When we get to our classroom and Blitzen, motor humming, parks next to my desk, Mrs. Kunkel asks the question I really should’ve figured out an answer for by now.

  “Sammy? Why did you bring one of your mother’s other robots to school today?”

  “That thing’s electrical motor is creating electromagnetic static for SS-10K,” complains Eddie Ingalls. “My poor, sick brother, Freddy, can’t see the board clearly with all the interference.” He touches a high-tech Bluetooth device he has jammed into his right ear. “Now you’ve done it, Sammy Hayes-Rodriguez. You and your stupid lawn-mowing linebacker have made Freddy cry. In my ear.”

  “Samuel?” says Mrs. Kunkel.

  Uh-oh. When anybody uses my full name like that, I know I’m in trouble.

  “Yes, ma’am?”

  “I think it might be best if your robot waited out in the hall. We can discuss this further at recess.”

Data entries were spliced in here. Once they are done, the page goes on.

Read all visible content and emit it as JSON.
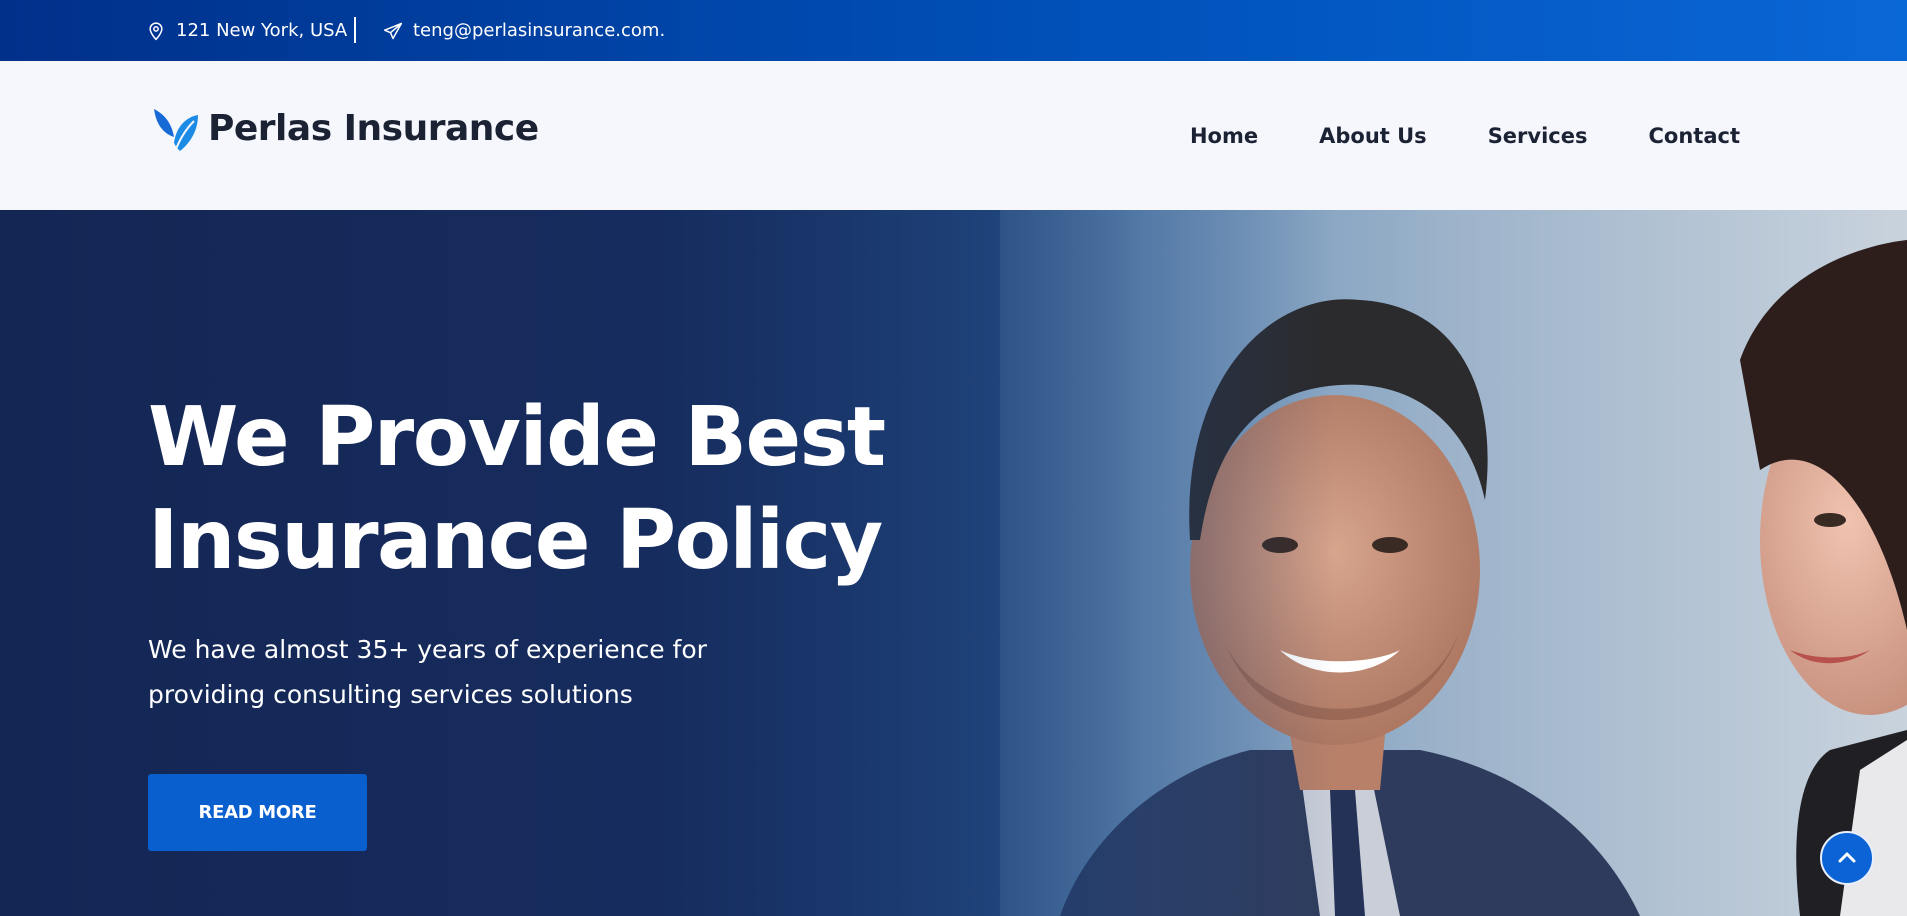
{
  "topbar": {
    "address": "121 New York, USA",
    "email": "teng@perlasinsurance.com.",
    "address_icon": "map-pin-icon",
    "email_icon": "paper-plane-icon"
  },
  "header": {
    "brand": "Perlas Insurance",
    "logo_icon": "leaf-logo-icon",
    "nav": [
      {
        "label": "Home"
      },
      {
        "label": "About Us"
      },
      {
        "label": "Services"
      },
      {
        "label": "Contact"
      }
    ]
  },
  "hero": {
    "title_line1": "We Provide Best",
    "title_line2": "Insurance Policy",
    "text_line1": "We have almost 35+ years of experience for",
    "text_line2": "providing consulting services solutions",
    "button_label": "READ MORE",
    "image": "businessman-and-businesswoman-photo"
  },
  "scroll_top": {
    "icon": "chevron-up-icon"
  },
  "colors": {
    "topbar": "#0050b8",
    "nav_bg": "#f5f7fd",
    "hero_dark": "#172a5a",
    "button": "#0a5fcf",
    "text_dark": "#1b2233"
  }
}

  “Okay.” I look down at Blitzen. He has voice-recognition software, so I can just tell him what to do. “Hit the hall. On three. Hut-hut-hut.”

  “Break!” Blitzen shouts, twirls around, and rolls toward the door.

  Which he bumps into.

  Repeatedly.

  In that Fighting iBot football game, Blitzen was mostly a tackler. He just sort of plowed into stuff. He didn’t really need hands to catch or throw a ball. Or to open doors.

  I leap out of my seat, run to the door, and open it.

  “Wait out here,” I say.

  “You got it, Coach.”

  And I’m sure Blitzen would’ve done what I told him to do.

  Except the linoleum in the hallways of Creekside Elementary is a sparkling emerald green.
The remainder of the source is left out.